Climate Change Makes Human Sleep Time Decrease, In 2099 People Only Sleep 10 Minutes

JAKARTA - Climate change is predicted to trigger forest fires and melt polar glaciers. But a new study claims it will also deprive us of a comfortable night's rest.

Researchers have studied global weather data and information from sleep trackers that people use to predict future effects on our sleep.

By 2099, temperatures will reduce between 50 and 58 hours of sleep per person per year, to just under 10 minutes per night.

According to research, the effect of temperature on sleep deprivation will be much greater for residents of low-income countries, such as India, as well as for adults and older women.

Overall, adults would fall asleep later, wake up earlier, and sleep less during future hot nights, which would put them at risk of 'multiple adverse physical and mental outcomes'.

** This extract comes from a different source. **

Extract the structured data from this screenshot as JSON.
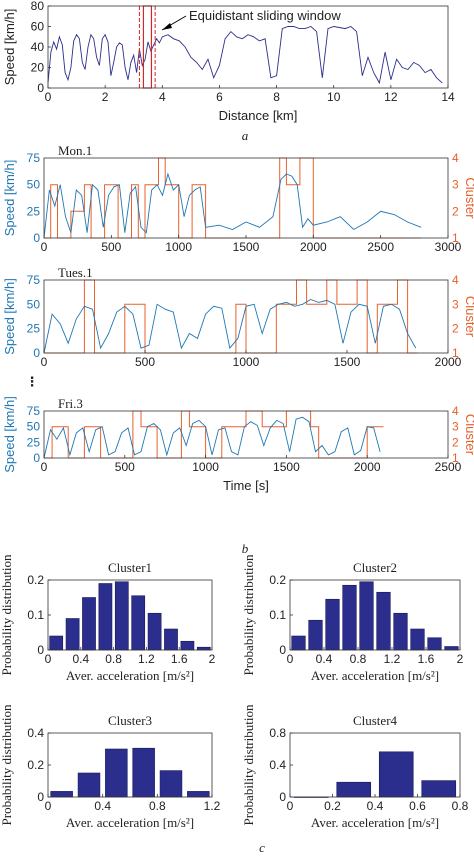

Higher global temperatures will eat away at our total sleep because the core body temperature needs to drop to fall asleep. However, this becomes more difficult to achieve as the temperature around us gets hotter.

"Our bodies are highly adapted to maintain a stable core body temperature, something on which our lives depend," said study author Kelton Minor at the University of Copenhagen, Denmark.

"But every night they do something extraordinary without most of us knowing it - they release heat from our core into the environment by dilating our blood vessels and increasing blood flow to our hands and feet," Minor said, as quoted by the Daily Mirror. '

"In order for our bodies to transfer heat from these extremities, the surrounding environment must be cooler than ours," says Minor. In the tropics, many people use air conditioners or air conditioners to achieve a good night's sleep.

For the study, the research team used anonymous global sleep data collected from sleep tracking bracelets that detect sleep and wake patterns.

The data includes 7 million sleep records from more than 47,000 adults in 68 countries spanning all continents except Antarctica, including the UK, US, Australia, France, India, Mexico and Canada.

This was then compared to measurements of global weather over time, which allowed the team to find patterns between the two factors and make predictions for the future.

The study found that on very warm nights hotter than 86°F (30°C), sleep decreased by more than 14 minutes on average. The odds of getting less than seven hours of sleep also increased as the temperature rose.

Under the normal routine of living, people seem much better at adapting to colder outside temperatures than to hotter conditions.

"Across different seasons, demographics, and climatic contexts, warmer outside temperatures consistently erode sleep, with the amount of sleep deprivation increasing as temperatures get warmer," Minor said.

One important observation is that people in developing countries appear to be more affected by these changes. However, the limitation of this study is that it does not take into account artificial cooling technologies such as air conditioning.

It is possible that the greater prevalence of AC in developed countries played a role in these results. Also, there is a paucity of sleep tracking data from Africa, which experiences particularly severe heat compared to other parts of the world.

According to experts, future research should consider more vulnerable populations, particularly those living in the hottest and historically poorest regions of the world.

Recent self-reported data from the US show that subjective sleep quality declines during periods of hot weather. But how temperature fluctuations might affect changes in objective sleep outcomes in people living in different global climates remains unclear.

"In this study, we provide the first planetary-scale evidence that warmer-than-average temperatures are eroding human sleep," said Minor.

"We show that this erosion occurs primarily by delaying when people fall asleep and by advancing when they wake up in hot weather," Minor added, as in the study published in the journal One Earth.